The Daily Honk

Vol. I · Est. 2026 · Pond-Side Edition · Tuesday, June 16, 2026

THE CO-HONKER IS NAMED; THE YOUNG GOOSE OF THE NORTH BANK TAKES THE PART, THE COOT BOWS OUT (ISH)


Readers who have followed the co-honker vacancy through its advertisement, its auditions, its postbag, and its several procedural snarls will be relieved, or at least brought up to date, to hear that the Cultural Subcommittee has decided. The young goose of the north bank takes the part. Her audition on the fourteenth amounted to one honk of moderate length and a second she declined to produce, and on the strength of that the duet beneath the Old Willow is hers. Rehearsals begin within the week.

The Clerk of the Cultural Subcommittee carried the news to the candidates on Wednesday morning, in three conversations conducted, this critic understands, with the tact the morning called for. The young goose took the appointment “with evident surprise and brief silence,” which the Clerk afterward called “promising.” The drake of the east shore took it with grace, and asked that his letter of interest be returned for his records. The coot of the Channel Sprint took it with a remark this critic sets down whole:

I accept the Subcommittee’s decision with appropriate reservations, and I wish it noted that my candidacy, though unsuccessful, has demonstrated that the question of what constitutes a honk is one this pond has not yet satisfactorily resolved.

The Clerk thanked the coot for taking part. He asked, again, that the pebble the coot had brought to the meeting be returned to the Clerk’s keeping until the classification dispute is settled. The coot handed it over. This critic notes, and leaves at that, that the pebble has now changed hands four times this season.

Hettie’s mother, reached through the reeds on Wednesday afternoon, confirmed the appointment was “satisfactory” and that Hettie had been told. Hettie’s opinion of the co-honker, she added, was “a matter for the rehearsal room and not for the gazette,” a line this critic has accepted. Hettie was not available, being given over that afternoon to practice somewhere near the southern waters, at a volume the long-resident frog had reportedly called audible.
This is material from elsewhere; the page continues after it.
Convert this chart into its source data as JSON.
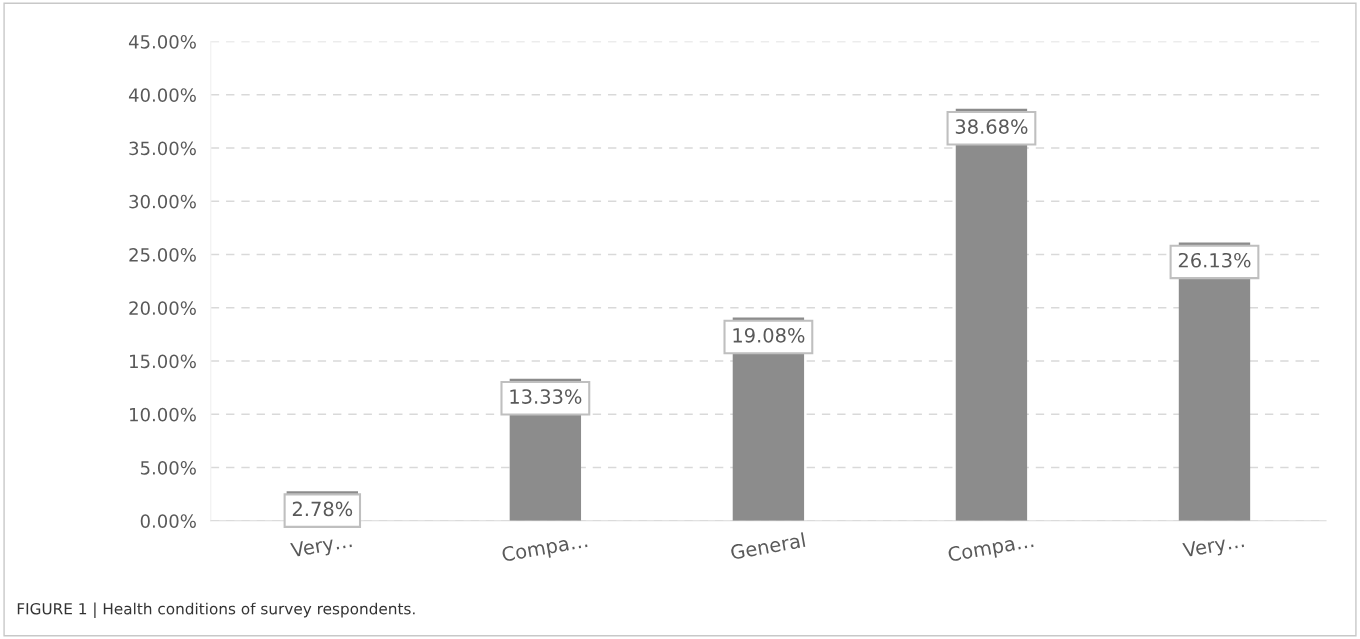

Thursday’s anonymous letter had raised a question of definition. Did the advertisement want a co-honker, whose instrument honks, or a co-performer, whose instrument need only blend? The panel, this critic understands, discussed it as it deliberated. The Clerk’s reading was that the notice asked for “one honker of suitable register,” and that the young goose’s instrument is, by any fair definition, a honk. The coot’s was granted to be “powerful and carrying,” and judged, after what the Clerk called careful consideration, to be of a different character. This critic covered the auditions. He has been careful to keep his remarks to what can be heard, and will allow himself just one. The young goose’s lone honk on the fourteenth landed where Hettie landed at the spring recital. The coot’s did not. That, in the end, is what the panel had to go on, and it was enough.

The duet is now set for two: Hettie, the senior, and the young goose of the north bank, her co-honker. Terms are agreed through Hettie’s mother. The programme will run to four items, the Cultural Subcommittee says, the duet still standing third. A running order is expected in the reeds within the fortnight.

This critic offered a closing honk of his own, at a pitch he trusts was suitable, and was not corrected.

Rehearsals begin Friday. The pond held its long debate over what a honk is, and then answered it the only way it ever could, which was by listening.